As many people know, I take the defense of our First Amendment freedoms very seriously. I have ever since President Clinton had me arrested back in 1993 for daring to ask him about the middle class tax cut. You only learn to value freedom when it is taken away from you. I was very young at the time and didn’t understand how the federal government could abuse its power. The mainstream media was more than happy to sweep the incident under the rug. It was all by design – I wasn’t arrested at the scene but four hours later federal agents surrounded my home. Fox News did not exist yet but Rush Limbaugh, the National Review, and conservative columnist Dennis Byrne did and they called out Clinton for his abuse of power. That’s the power of conservative media.
Those members of the media stood up for me and I will never forget that. We all need someone to stand up for us. To tell the other side of the story. To inform us so that we can act. That is the reason we need to have more conservatives in the media.
The six month ordeal to fight the charges defined who I am and taught me that we have no choice but to fight evil wherever we find it. I have fought back ever since.

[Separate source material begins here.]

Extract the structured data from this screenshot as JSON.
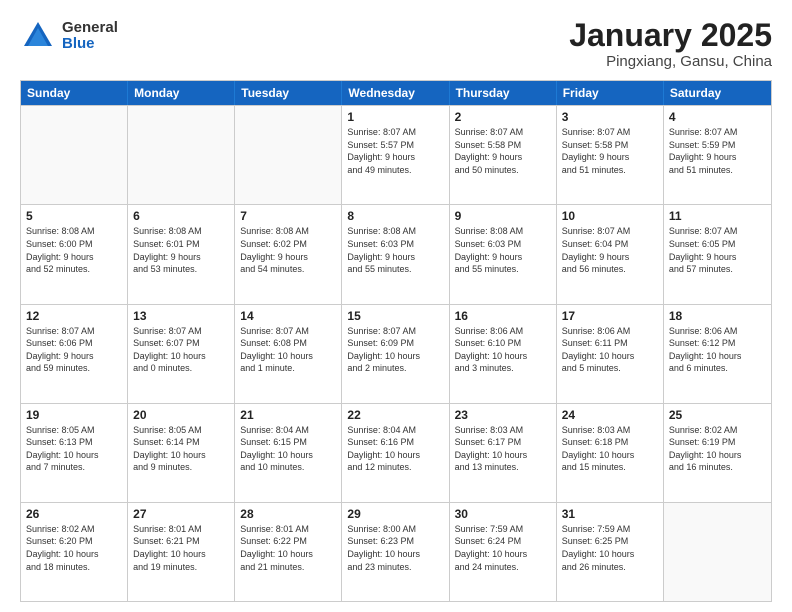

That is also why I – early on – became friends with Andrew Breitbart and became a contributor to Breitbart.com.
Andrew was the reason why my encounter with Rahm Emanuel and CBS reporter Jay Levine went viral. He defended me when I was under attack by the mainstream liberal media – despite the fact that Levine was caught-on-tape threatening me for asking Rahm a question. He came to my defense when AM 560’s Amy Jacobson – who despised Andrew – attacked me on the air. AM 560 WIND – the so-called conservative radio station in Illinois – caved into the pressure too and soon I was off-the-air. He was angry when WIND wouldn’t allow me to cover TeaCon for the Washington Times Communities and called the station to yell at them. And all because I dared to ask a question Rahm didn’t want to be asked. But isn’t that what we, as conservative media, do?
We have to continue to ask questions. If the Illinois Policy Institute thinks it can control the discussion, every tea party person should be up-in-arms. If we can’t question things, then we aren’t truly free.
What happened also just proves that I am right about the ethical problems at this organization. I am not the first to question Illinois Policy Institute, its president John Tillman and Dan Proft. Other media have questioned the operation and that of its connected organizations, including the Illinois Opportunity Project, which exists to fund Dan Proft for Governor, his PACs and pays him a consulting fee. And, make no mistake, what Illinois Policy Institute and surrogates for John Tillman and Dan Proft are doing with this virtual tax school grab deserves to be questioned.
That’s why I make no apologies for questioning Illinois Policy Institute officials. In fact, I am emboldened to write even more.
Those of you who are reading this blog – you can do something too.
Call or write the Illinois Policy Institute and ask them the tough questions about this virtual school charter plan. Ask them what they will be doing with the $16 million in state tax dollars they are vying for? Ask them if they will control jobs, salaries, and contracts to vendors? Ask them why they haven’t disclosed their financial interest in the plan in any of the news blasts they have been issuing to school choice activists? Ask them why they are promoting K12, Inc. – a for-profit company – that has a failing record in education? Ask them if school choice means the choice between a bad public school and an even worse virtual one? Ask them why they have a board member connected to dirty Cicero president Larry Dominick and mob-connected figures like Jeff Pesek?
The questions about the Illinois Policy Institute are just beginning. After all, that’s what the First Amendment is all about.
William J. Kelly is a conservative columnist with the Washington Times Communities and contributes to the American Spectator and other publications. He heads-up an Emmy award-winning TV production house with offices in Chicago. He is a former 2010 statewide candidate for Illinois comptroller.